In order to ensure accurate forecasting, it is essential to validate several assumptions:

  1. Testing for Autocorrelation in Residuals: To assess autocorrelation, we utilize the Box.test() function. A p-value greater than 0.05 is indicative of accepting the null hypothesis (H0) that there is no autocorrelation in the forecast errors.
Box.test(x= Arima_test$residuals)
## 
##  Box-Pierce test
## 
## data:  Arima_test$residuals
## X-squared = 0.023826, df = 1, p-value = 0.8773

Insight With a p-value exceeding 0.05, we conclude that the residuals exhibit no autocorrelation or accepting the null hypothesis.
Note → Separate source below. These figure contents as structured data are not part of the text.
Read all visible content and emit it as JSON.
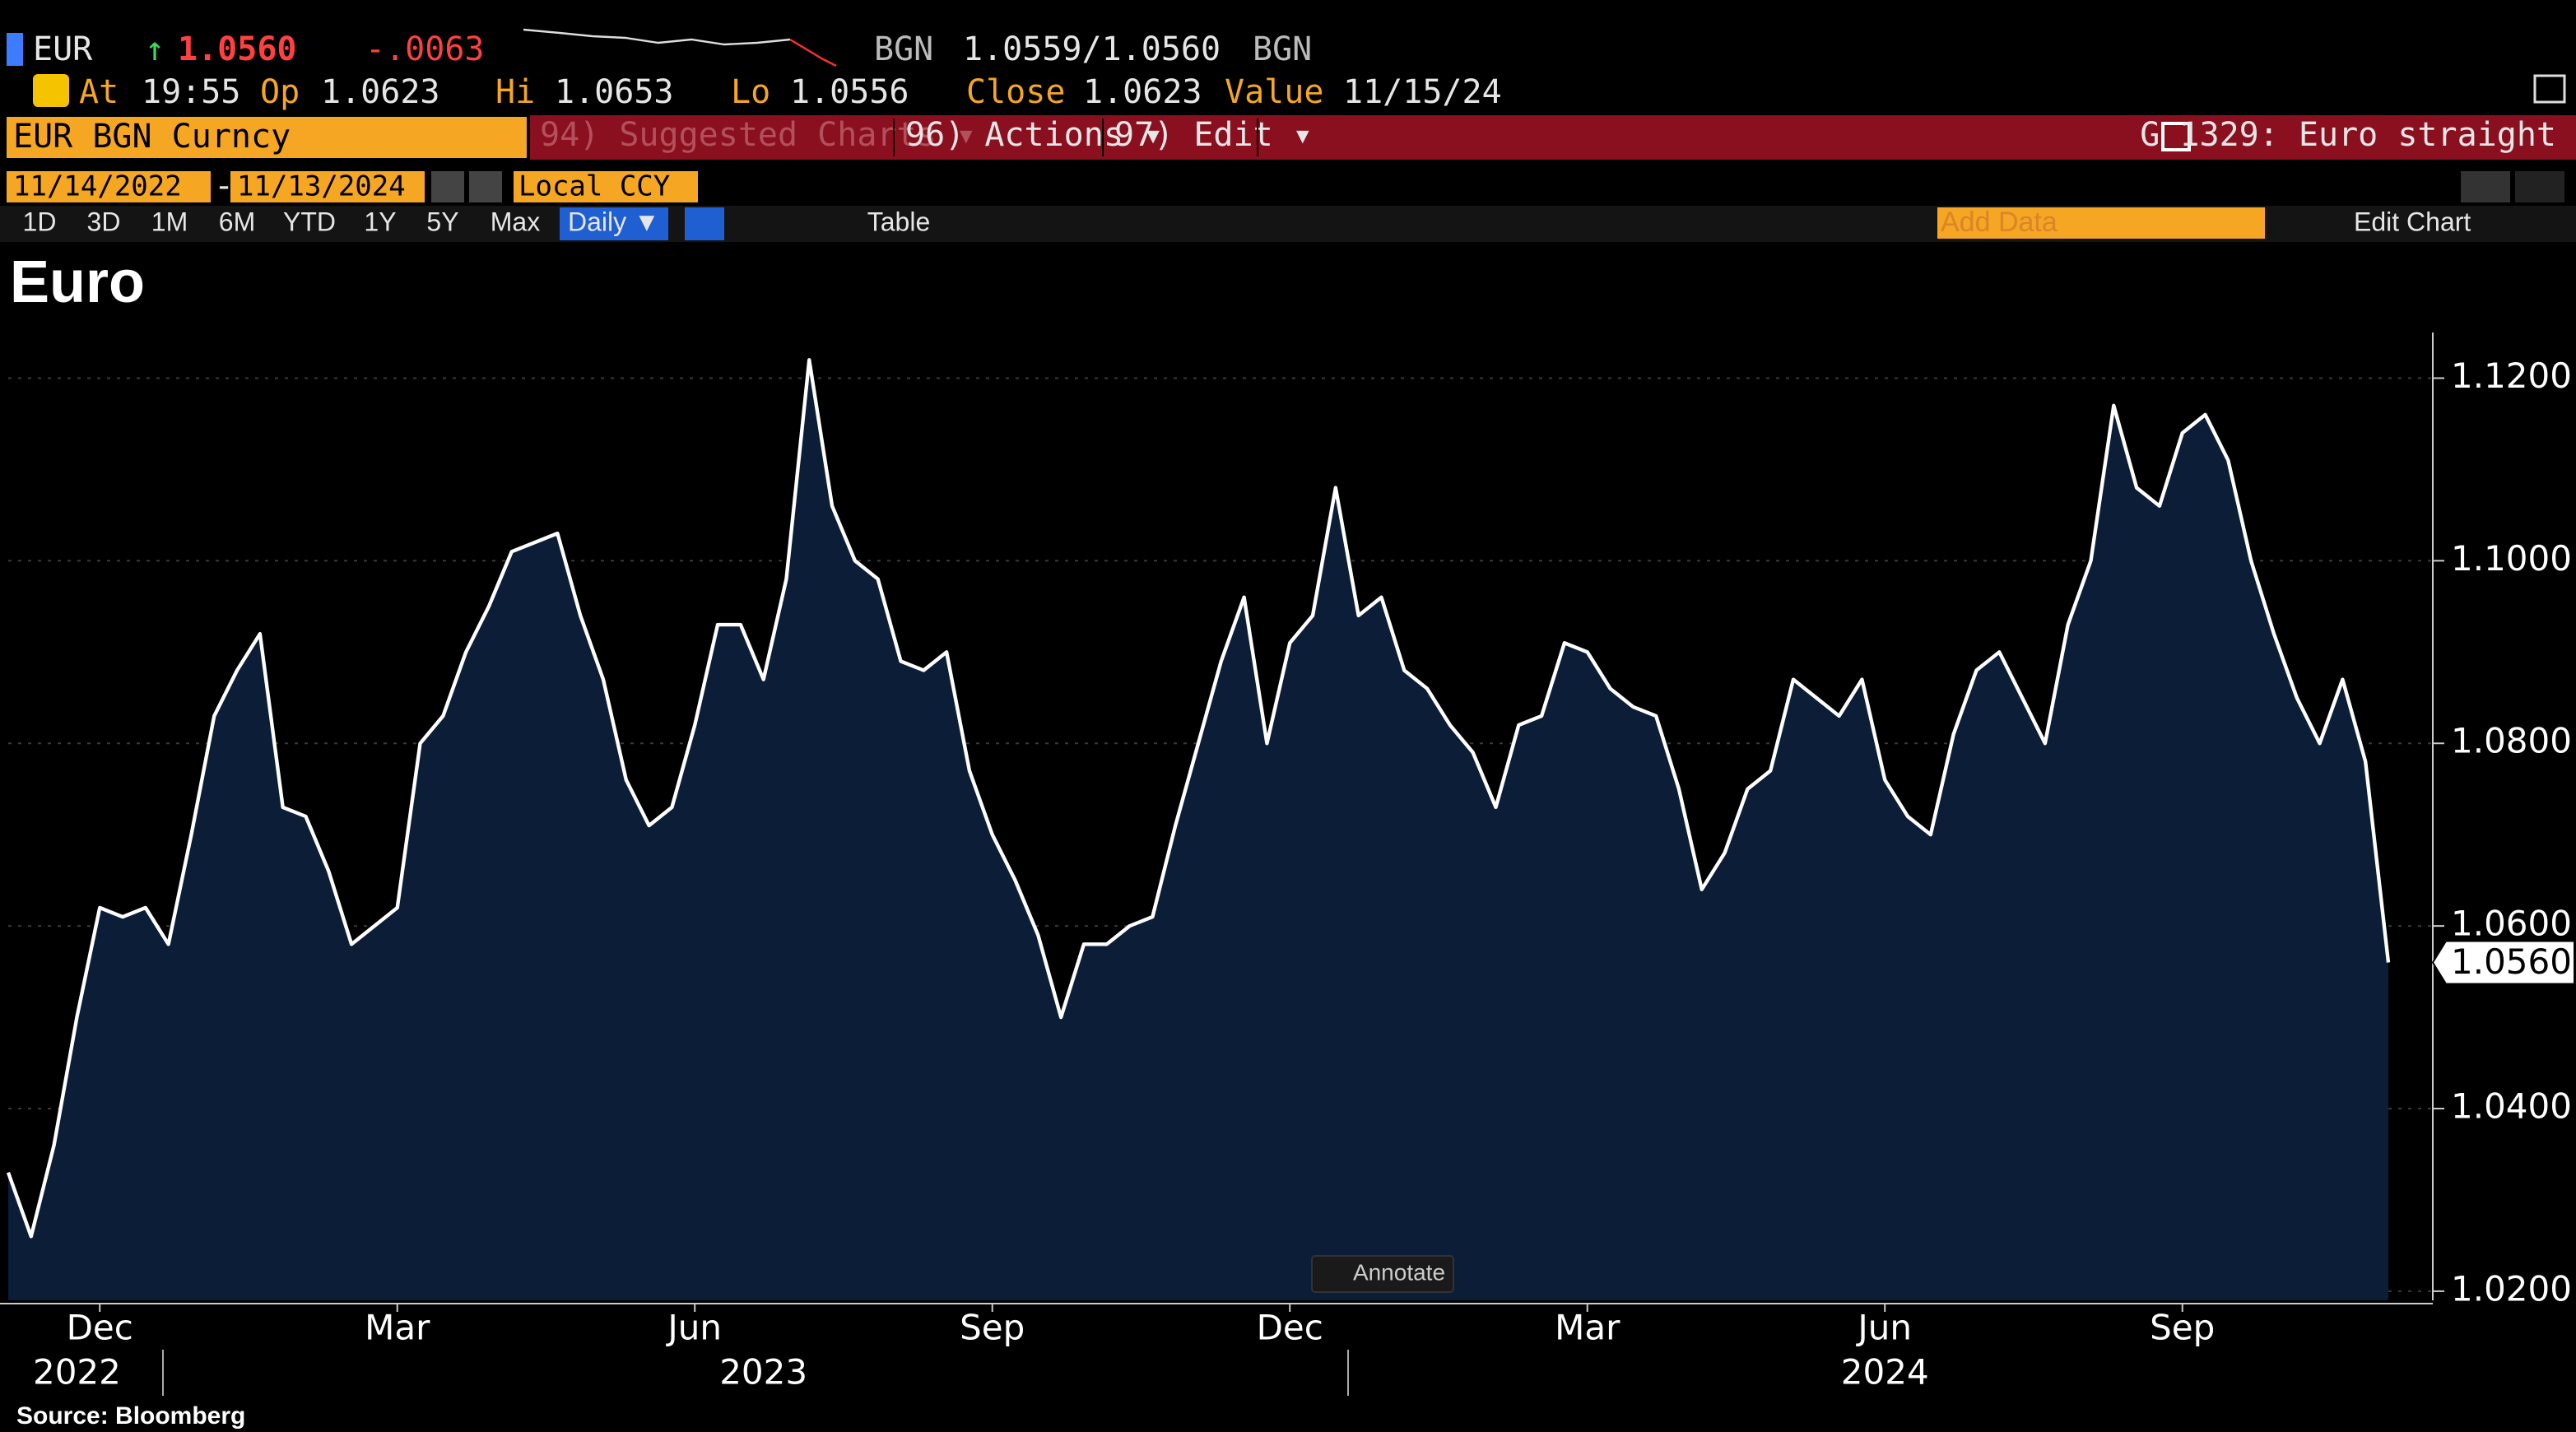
{
  "header": {
    "ticker": "EUR",
    "arrow": "↑",
    "price": "1.0560",
    "change": "-.0063",
    "ccy1": "BGN",
    "bid_ask": "1.0559/1.0560",
    "ccy2": "BGN",
    "at_label": "At",
    "at": "19:55",
    "op_label": "Op",
    "op": "1.0623",
    "hi_label": "Hi",
    "hi": "1.0653",
    "lo_label": "Lo",
    "lo": "1.0556",
    "close_label": "Close",
    "close": "1.0623",
    "value_label": "Value",
    "value": "11/15/24",
    "security": "EUR BGN Curncy",
    "suggested": "94) Suggested Charts ▾",
    "actions": "96) Actions ▾",
    "edit": "97) Edit ▾",
    "chart_name": "G 1329: Euro straight",
    "start_date": "11/14/2022",
    "dash": "-",
    "end_date": "11/13/2024",
    "ccy_mode": "Local CCY",
    "periods": [
      "1D",
      "3D",
      "1M",
      "6M",
      "YTD",
      "1Y",
      "5Y",
      "Max"
    ],
    "frequency": "Daily ▼",
    "table": "Table",
    "add_data": "Add Data",
    "edit_chart": "Edit Chart"
  },
  "chart_data": {
    "type": "area",
    "title": "Euro",
    "color": "#ffffff",
    "fill": "#0c1d38",
    "values": [
      1.033,
      1.026,
      1.036,
      1.05,
      1.062,
      1.061,
      1.062,
      1.058,
      1.07,
      1.083,
      1.088,
      1.092,
      1.073,
      1.072,
      1.066,
      1.058,
      1.06,
      1.062,
      1.08,
      1.083,
      1.09,
      1.095,
      1.101,
      1.102,
      1.103,
      1.094,
      1.087,
      1.076,
      1.071,
      1.073,
      1.082,
      1.093,
      1.093,
      1.087,
      1.098,
      1.122,
      1.106,
      1.1,
      1.098,
      1.089,
      1.088,
      1.09,
      1.077,
      1.07,
      1.065,
      1.059,
      1.05,
      1.058,
      1.058,
      1.06,
      1.061,
      1.071,
      1.08,
      1.089,
      1.096,
      1.08,
      1.091,
      1.094,
      1.108,
      1.094,
      1.096,
      1.088,
      1.086,
      1.082,
      1.079,
      1.073,
      1.082,
      1.083,
      1.091,
      1.09,
      1.086,
      1.084,
      1.083,
      1.075,
      1.064,
      1.068,
      1.075,
      1.077,
      1.087,
      1.085,
      1.083,
      1.087,
      1.076,
      1.072,
      1.07,
      1.081,
      1.088,
      1.09,
      1.085,
      1.08,
      1.093,
      1.1,
      1.117,
      1.108,
      1.106,
      1.114,
      1.116,
      1.111,
      1.1,
      1.092,
      1.085,
      1.08,
      1.087,
      1.078,
      1.056
    ],
    "value_labels": [
      null,
      null,
      null,
      null,
      null,
      null,
      null,
      null,
      null,
      null,
      null,
      null,
      null,
      null,
      null,
      null,
      null,
      null,
      null,
      null,
      null,
      null,
      null,
      null,
      null,
      null,
      null,
      null,
      null,
      null,
      null,
      null,
      null,
      null,
      null,
      null,
      null,
      null,
      null,
      null,
      null,
      null,
      null,
      null,
      null,
      null,
      null,
      null,
      null,
      null,
      null,
      null,
      null,
      null,
      null,
      null,
      null,
      null,
      null,
      null,
      null,
      null,
      null,
      null,
      null,
      null,
      null,
      null,
      null,
      null,
      null,
      null,
      null,
      null,
      null,
      null,
      null,
      null,
      null,
      null,
      null,
      null,
      null,
      null,
      null,
      null,
      null,
      null,
      null,
      null,
      null,
      null,
      null,
      null,
      null,
      null,
      null,
      null,
      null,
      null,
      null,
      null,
      null,
      null,
      "1.0560"
    ],
    "categories": [
      null,
      null,
      null,
      null,
      "Dec",
      null,
      null,
      null,
      null,
      null,
      null,
      null,
      null,
      null,
      null,
      null,
      null,
      "Mar",
      null,
      null,
      null,
      null,
      null,
      null,
      null,
      null,
      null,
      null,
      null,
      null,
      "Jun",
      null,
      null,
      null,
      null,
      null,
      null,
      null,
      null,
      null,
      null,
      null,
      null,
      "Sep",
      null,
      null,
      null,
      null,
      null,
      null,
      null,
      null,
      null,
      null,
      null,
      null,
      "Dec",
      null,
      null,
      null,
      null,
      null,
      null,
      null,
      null,
      null,
      null,
      null,
      null,
      "Mar",
      null,
      null,
      null,
      null,
      null,
      null,
      null,
      null,
      null,
      null,
      null,
      null,
      "Jun",
      null,
      null,
      null,
      null,
      null,
      null,
      null,
      null,
      null,
      null,
      null,
      null,
      "Sep",
      null,
      null,
      null,
      null,
      null,
      null,
      null,
      null,
      null
    ],
    "year_categories": [
      null,
      null,
      null,
      "2022",
      null,
      null,
      null,
      null,
      null,
      null,
      null,
      null,
      null,
      null,
      null,
      null,
      null,
      null,
      null,
      null,
      null,
      null,
      null,
      null,
      null,
      null,
      null,
      null,
      null,
      null,
      null,
      null,
      null,
      "2023",
      null,
      null,
      null,
      null,
      null,
      null,
      null,
      null,
      null,
      null,
      null,
      null,
      null,
      null,
      null,
      null,
      null,
      null,
      null,
      null,
      null,
      null,
      null,
      null,
      null,
      null,
      null,
      null,
      null,
      null,
      null,
      null,
      null,
      null,
      null,
      null,
      null,
      null,
      null,
      null,
      null,
      null,
      null,
      null,
      null,
      null,
      null,
      null,
      "2024",
      null,
      null,
      null,
      null,
      null,
      null,
      null,
      null,
      null,
      null,
      null,
      null,
      null,
      null,
      null,
      null,
      null,
      null,
      null,
      null,
      null,
      null
    ],
    "ylim": [
      1.019,
      1.125
    ],
    "yticks": [
      {
        "value": 1.02,
        "label": "1.0200"
      },
      {
        "value": 1.04,
        "label": "1.0400"
      },
      {
        "value": 1.06,
        "label": "1.0600"
      },
      {
        "value": 1.08,
        "label": "1.0800"
      },
      {
        "value": 1.1,
        "label": "1.1000"
      },
      {
        "value": 1.12,
        "label": "1.1200"
      }
    ],
    "grid": true,
    "annotate": "Annotate",
    "source": "Source: Bloomberg"
  }
}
  1. Assessing Normality of Residuals: The shapiro.test() function is employed to examine normality, aiming to confirm H0 when the p-value exceeds 0.05.
shapiro.test(Arima_test$residuals)
## 
##  Shapiro-Wilk normality test
## 
## data:  Arima_test$residuals
## W = 0.99506, p-value = 0.002019

Insight Given a p-value below 0.9, it is evident that the residuals do not conform to a normal distribution. It is important to note that the Shapiro test solely evaluates the deviation of residual distribution from normality, without addressing forecast performance, which may deteriorate with longer forecast periods. To forecast longer-term data, additional data should be incorporated into the model.

In conclusion, based on the Seasonality Analysis, it is evident that Saturday at 8:00 PM experiences the highest influx of visitors.